Editorial
The growing desire among Pakistanis to leave the country reflects a painful national reality where citizens no longer feel protected by the state and no longer believe that their fundamental rights are secure, and this sense of national depression is now visible not only among young people but also among experienced civil servants, public officials, and private sector professionals who once saw their future inside the state but now feel cornered by uncertainty, fear, and a collapsing social order, and the continuous changes in constitutional structures have further weakened public confidence because people see the Constitution not as a stable social contract but as a document altered repeatedly for political expediency, and when amendments like the Twenty Sixth the Twenty Seventh and now a possible Twenty Eighth are introduced within a year it creates the perception that the legal foundation of citizenship itself is unstable, and this instability feeds the larger crisis of trust that pushes Pakistanis to look abroad for safety and dignity.
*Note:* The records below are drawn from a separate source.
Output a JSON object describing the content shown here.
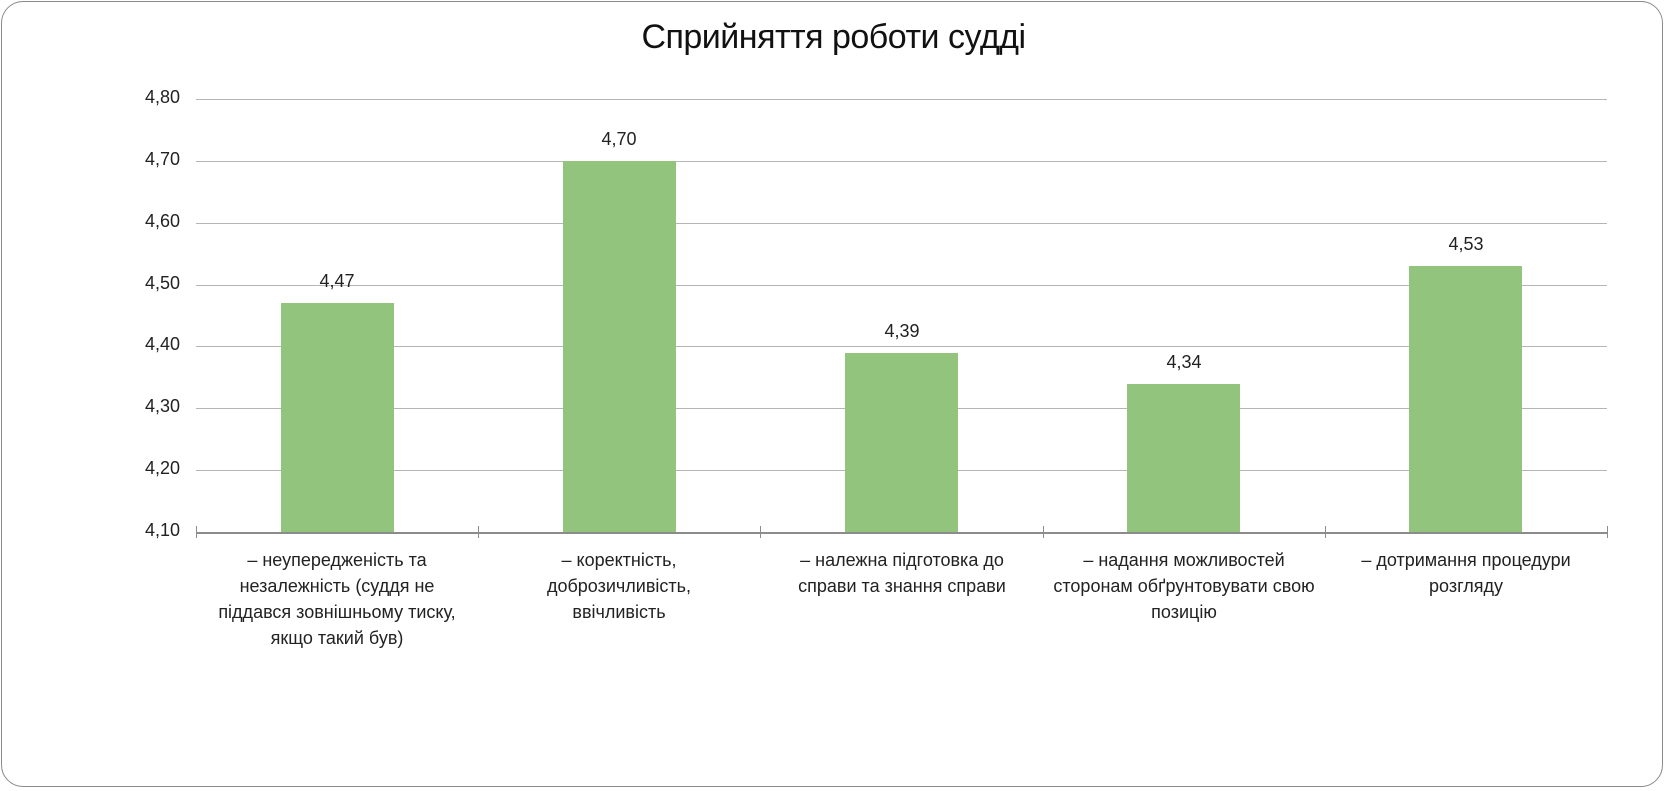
{
  "chart_data": {
    "type": "bar",
    "title": "Сприйняття роботи судді",
    "xlabel": "",
    "ylabel": "",
    "ylim": [
      4.1,
      4.8
    ],
    "grid": true,
    "legend": "none",
    "bar_color": "#93c47d",
    "yticks": [
      "4,80",
      "4,70",
      "4,60",
      "4,50",
      "4,40",
      "4,30",
      "4,20",
      "4,10"
    ],
    "categories": [
      "– неупередженість та незалежність (суддя не піддався зовнішньому тиску, якщо такий був)",
      "– коректність, доброзичливість, ввічливість",
      "– належна підготовка до справи та знання справи",
      "– надання можливостей сторонам обґрунтовувати свою позицію",
      "– дотримання процедури розгляду"
    ],
    "values": [
      4.47,
      4.7,
      4.39,
      4.34,
      4.53
    ],
    "value_labels": [
      "4,47",
      "4,70",
      "4,39",
      "4,34",
      "4,53"
    ]
  },
  "labels": {
    "cat0": [
      "– неупередженість та",
      "незалежність (суддя не",
      "піддався зовнішньому тиску,",
      "якщо такий був)"
    ],
    "cat1": [
      "– коректність, доброзичливість,",
      "ввічливість"
    ],
    "cat2": [
      "– належна підготовка до",
      "справи та знання справи"
    ],
    "cat3": [
      "– надання можливостей",
      "сторонам обґрунтовувати свою",
      "позицію"
    ],
    "cat4": [
      "– дотримання процедури",
      "розгляду"
    ]
  }
}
Everyday conversations with young people reveal a disturbing sense of suffocation where they express openly that they do not feel they can breathe freely in their own country because their civic freedoms are threatened and their economic opportunities shrink, and while financial difficulties play a role the deeper reason is political insecurity because people believe that their rights can be suspended without warning and that the institutions responsible for protecting liberties are themselves under fear or control, and this absence of a trustworthy system creates an emotional and psychological burden that affects the entire society leading to silent suffering and collective anxiety, and the result is a dangerous disconnect between citizens and the state which weakens national belonging.
Pakistan must recognise that no society can remain stable if its people live under fear and suffocation and no state can progress if its talented citizens believe their future is safer abroad than at home, and those who exercise de facto power in the state must understand that governance without legitimacy only creates deeper instability because a healthy society cannot be built through coercion but through trust dignity and constitutional certainty, and unless Pakistan restores confidence in its social contract protects fundamental rights and ensures real civil liberties the exodus of young minds will continue harming the state far more than any external challenge because losing citizens is the most irreversible loss a nation can face.